Текст книги "Дорогостоящая публика"
Автор книги: Джойс Кэрол Оутс
Жанр:
Современная проза
сообщить о нарушении
Текущая страница: 5 (всего у книги 21 страниц)
Итак, родители устраивали дома вечера и ходили по гостям. Это началось сразу, через неделю после приезда. Они обрели «популярность», как обретали везде, где бы мы ни жили. В силу свойской манеры поведения Отец становился желанным, хотя и не первостепенным, гостем. Из разряда тех, кого хозяйки вносят в список сразу же за перечнем основных гостей. В Наде, должно быть, усматривали некую загадочность: ее чтили как «интеллектуалку», однако сама она не щеголяла своей образованностью в обществе. Отказывалась говорить о своих книгах; ей было невдомек, что фернвудское общество лет на сто поотстало от той буржуазии, что с презрением взирала на интеллигенцию: нынешний Фернвуд стремился прижать интеллектуалов и «творческих личностей» к своей материнской груди и не отпускать из объятий до тех пор, пока полностью не улетучится их загадочное и неброское обаяние. Уже в свои десять лет я отметил, что эти люди гордятся Надой потому, что она «писательница», только сама она этого не понимала. Даже выслушивая бесконечную трескотню этих дам про кружки живописи при больницах, про уроки танцев, лепки, театральные кружки, про «круглые столы» любителей классической литературы, Нада не понимала ничего. Глаза ей застилала какая-то пелена, она лишалась широты обзора, что присуще очень близоруким людям.
Была средь местных одна дама. Могучий тип богини-охотницы, волосы у нее на голове стояли торчком и в разные стороны, на манер причесок придворных дам в эпоху Тюдоров. Она жила в Фернвуд-Деллс, полуроскошном районе, приличней нашего, но не таком шикарном, как Фернвуд-Хайтс. Была она вдовой, здорового и крепкого телосложения, как все вдовушки Фернвуда; играла в теннис и гольф, занималась плаваньем и греблей, путешествовала на попутках. Носила шифоновые платья, которые странновато смотрелись на ее мощной фигуре; вместе с тем я подслушал однажды, как Бэбэ Хофстэдтер сказала:
– Тиа у нас одевается лучше всех!
Даму эту звали Тиа Белл. Она пыталась то лаской, то настойчивостью вызвать Наду на откровенность, расспрашивая о ее творчестве. О чем она пишет? Как находит время, чтобы писать? Приглашала Наду в епископальный собор в Фернвуд-Хайтс, где устроили лекцию поэта Джона Чиарди о мистической силе Данте. Потом Тиа везла Наду в одну известную в весьма богатую синагогу, прославившуюся своим участием в интеллектуальной жизни, где обе они слушали логически безупречное и поражающее педантизмом выступление Нормана Мейлера на тему «Великий американский роман: появится ли он когда-нибудь?».
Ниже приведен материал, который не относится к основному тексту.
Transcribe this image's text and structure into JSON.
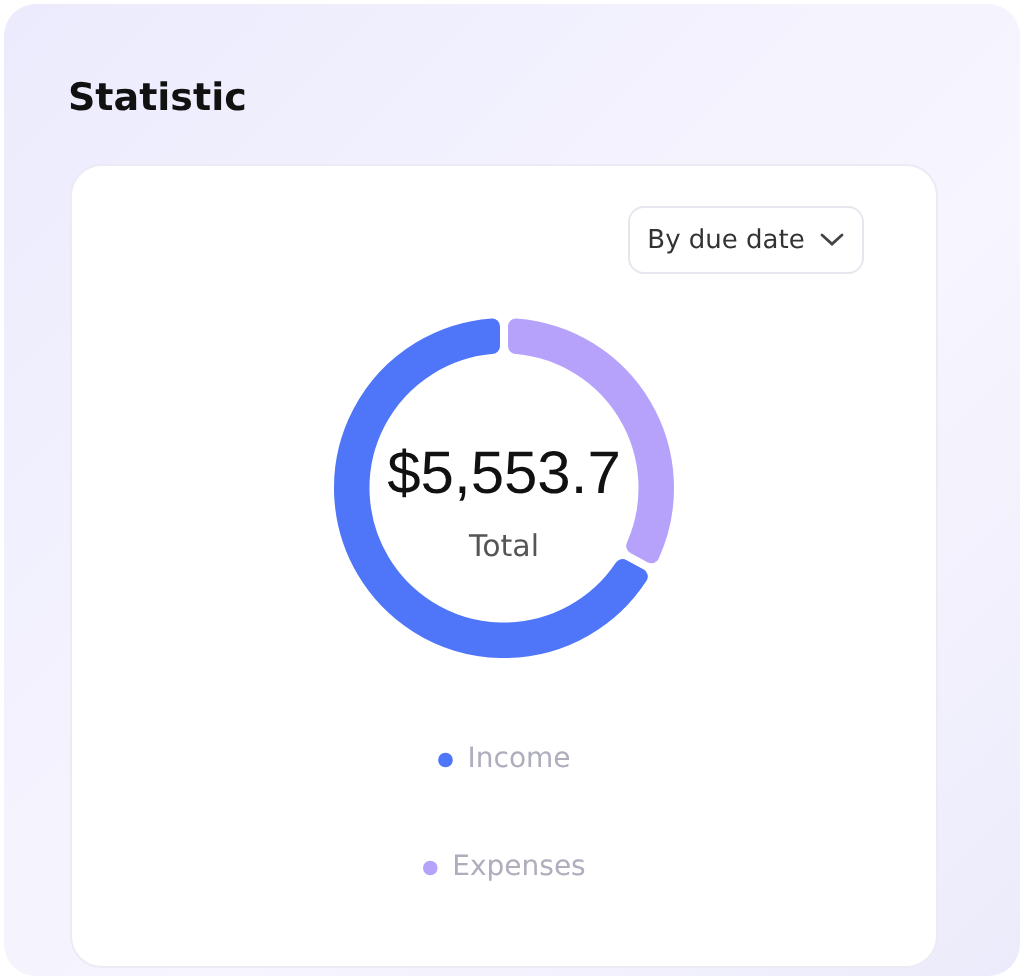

Как-то днем к нам пожаловала собственной персоной Бэбэ Хофстэдтер, прихватив с собой своего немногословного сына Густава, а также экземпляр второго романа, написанного моей матерью, чтобы получить ее автограф. От смущения и удовольствия Нада зарделась, а нам с Густавом предложила отправиться в библиотеку. Библиотекой именовалась обычная симпатичная комнатка с окнами на юг и потому светлая, с камином, который на моей памяти никогда не разжигался, обставленная удобной мебелью, в отличие от прочей мебели в доме, претендующей на элегантность и неуютной. Вот мы с Густавом побрели в ту комнату, ломая голову, о чем бы нам поговорить.
– Хороший у вас дом, – сказал Густав.
Судя по раскатистой трескотне его увешанной жемчугами мамаши, можно было предположить, что они жили в доме не хуже нашего, может даже лучше. Мы тяжело плюхнулись в кожаные кресла у негоревшего камина, каждый с деланно скучающим видом, потому что так было принято среди питомцев школы Джонса Бегемота.
– Математику сделал? – спросил Густав.
– Нет, а ты?
Еще одним свойством общения питомцев школы Джонса Бегемота было ленивое перебрасывание односложными фразами, некоторая, довольно наивная, попытка казаться грубее, чем на самом деле. Мы угрюмо притихли.
Из гостиной раздавалось веселое воркование наших мамаш.
– Можно налить вам еще, самую последнюю рюмочку?..
Густав встрепенулся, прислушиваясь. Что-то пророкотала своим грудным голосом его мамаша, и уголок бледного, тонкогубого рта Густава дернулся.
– Что скажешь насчет… – начал было я, но он меня оборвал, прикладывая к губам палец.
Густав вслушивался в то, что говорила его мать. Она вроде бы распространялась о какой-то там женщине, или чьем-то семействе, или какой-то лошади, – так, ни о чем особенно, – и поведение Густава меня возмутило. Мы с ним иногда попадали на общие занятия, но вообще друг друга знали плохо. Мы оба с ним отсаживались по одиночке во время обеда в нашем облицованном кирпичом школьном кафе; как и все, кто обедал в одиночку, Густав напускал на себя вид, полный удовлетворения. О Густаве я знал мало; только то, что он лично изобрел потрясающий метод составления шпаргалок по математике и перепродавал его остальным за пять долларов. Считалось, что цена вполне сносная. Все вечера напролет я корпел, выполняя домашние задания, все вечера напролет я ожесточенно, до звона в висках, готовился к контрольным, и неизменно во время каждой контрольной я пользовался шпаргалками. Я знал все ответы, но знать ответы было недостаточно. Почти все ученики школы Джонса Бегемота могли решить почти все задачки. Но этого было недостаточно: для каждой контрольной необходимо хладнокровие, только хладнокровие исключает ошибку. И даже в случае легкой закупорки мозгов наш безупречный шпаргалочный метод приносил на экзаменах 90 баллов, не меньше.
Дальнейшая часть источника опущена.